着付けに関する国家検定である「着付け技能検定」に合格したものは「着付け技能士」を名乗ることが出来ます。

着付けを仕事する場合、必ずしも国家資格が必要になるわけではありません。特に京都や神奈川などで着物のレンタル店は資格なしでも働けます。

技術を覚えるうえで習ったほうが早いから取得する人が多いでしょう。

ただ、着付け技能士は民間資格より遙かに安い費用で取得することが可能ですので、数ある着付けの資格の中ではお薦めと言えます。

着付け技能検定の受検を考えている方は、検定試験の詳細について、社団法人着付け技能センターの公式ホームページをこまめに確認するようにして下さい。

目次

「着付け技能検定」とは

全日本着付け技能センターが年に一回実施する国家検定制度です。1級と2級の2種類があり、合格者は「1級着付け技能士」又は「2級着付け技能士」と名乗ることができます。

「着付け技能士」は着付けに関する知識と技能を備えていることが条件になり、着物の伝統や芸術性といった文化的な観点を問われるものではありません。

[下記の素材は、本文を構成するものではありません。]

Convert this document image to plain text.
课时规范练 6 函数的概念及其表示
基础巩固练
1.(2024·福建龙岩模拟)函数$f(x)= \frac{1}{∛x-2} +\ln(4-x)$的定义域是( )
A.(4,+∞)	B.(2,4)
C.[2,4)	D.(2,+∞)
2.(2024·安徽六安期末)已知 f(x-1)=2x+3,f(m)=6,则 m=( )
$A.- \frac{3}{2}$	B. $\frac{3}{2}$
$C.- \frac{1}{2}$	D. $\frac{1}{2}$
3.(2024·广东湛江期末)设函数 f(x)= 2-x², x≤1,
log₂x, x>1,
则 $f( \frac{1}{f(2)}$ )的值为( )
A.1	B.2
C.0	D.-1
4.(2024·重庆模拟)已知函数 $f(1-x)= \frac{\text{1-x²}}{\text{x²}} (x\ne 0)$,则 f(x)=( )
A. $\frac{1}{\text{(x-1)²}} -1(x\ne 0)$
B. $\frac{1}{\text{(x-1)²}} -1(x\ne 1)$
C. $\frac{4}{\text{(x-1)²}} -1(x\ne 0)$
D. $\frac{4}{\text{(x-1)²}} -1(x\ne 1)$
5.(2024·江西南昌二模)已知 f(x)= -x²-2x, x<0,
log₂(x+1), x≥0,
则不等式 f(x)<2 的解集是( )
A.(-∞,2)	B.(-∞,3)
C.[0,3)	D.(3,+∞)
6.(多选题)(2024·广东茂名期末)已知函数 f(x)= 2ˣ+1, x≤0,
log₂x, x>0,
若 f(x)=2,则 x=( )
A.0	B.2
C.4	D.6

したがって、着物の流派にも関係なく取得することが出来る資格です。

受験資格

検定内容

2級、1級ともに学科と実技が実施され、学科試験を合格した者のみ実技試験の受験ができます。

学科試験では2級では着物の歴史、着物のたたみ方、帯や小物の種類など、着物に関する基礎知識が問われます。

1級も出題範囲はほぼ同じですが、より高度な知識が問われる内容になっています。

全日本着付け技能センターの公式ホームページに過去問が掲載されているので、繰り返し解くことをお薦めします。

実技試験は、2級では浴衣・街着・付下げ・訪問着、付下げ訪問着について、1級ではこれに加え、色留袖・黒留袖・中振袖・紋服(羽織・袴)について、規定の時間内に着付けを終えられることが求められます。

なお、合格率が気になるところですが、現時点では非公開とされています。

手続きの流れ

まず、受検申請期間内に申請書を提出します。

社団法人着付け技能センターの公式ホームページより受験申請書をダウンロードするか、郵便で一般社団法人全日本着付け技能センター事務局に資料請求します。

検定申請期間や試験日程、受験会場、合格発表日、受験料などの詳細については、社団法人着付け技能センターの公式ホームページに掲載されていますので、小まめにチェックするようにして下さい。

合格後

検定に最終合格すると、厚生労働大臣名(1級)または一般社団法人全日本着付け技能センターの理事長名(2級)の合格証書が交付され、「着付け技能士」を名乗ることが出来ます。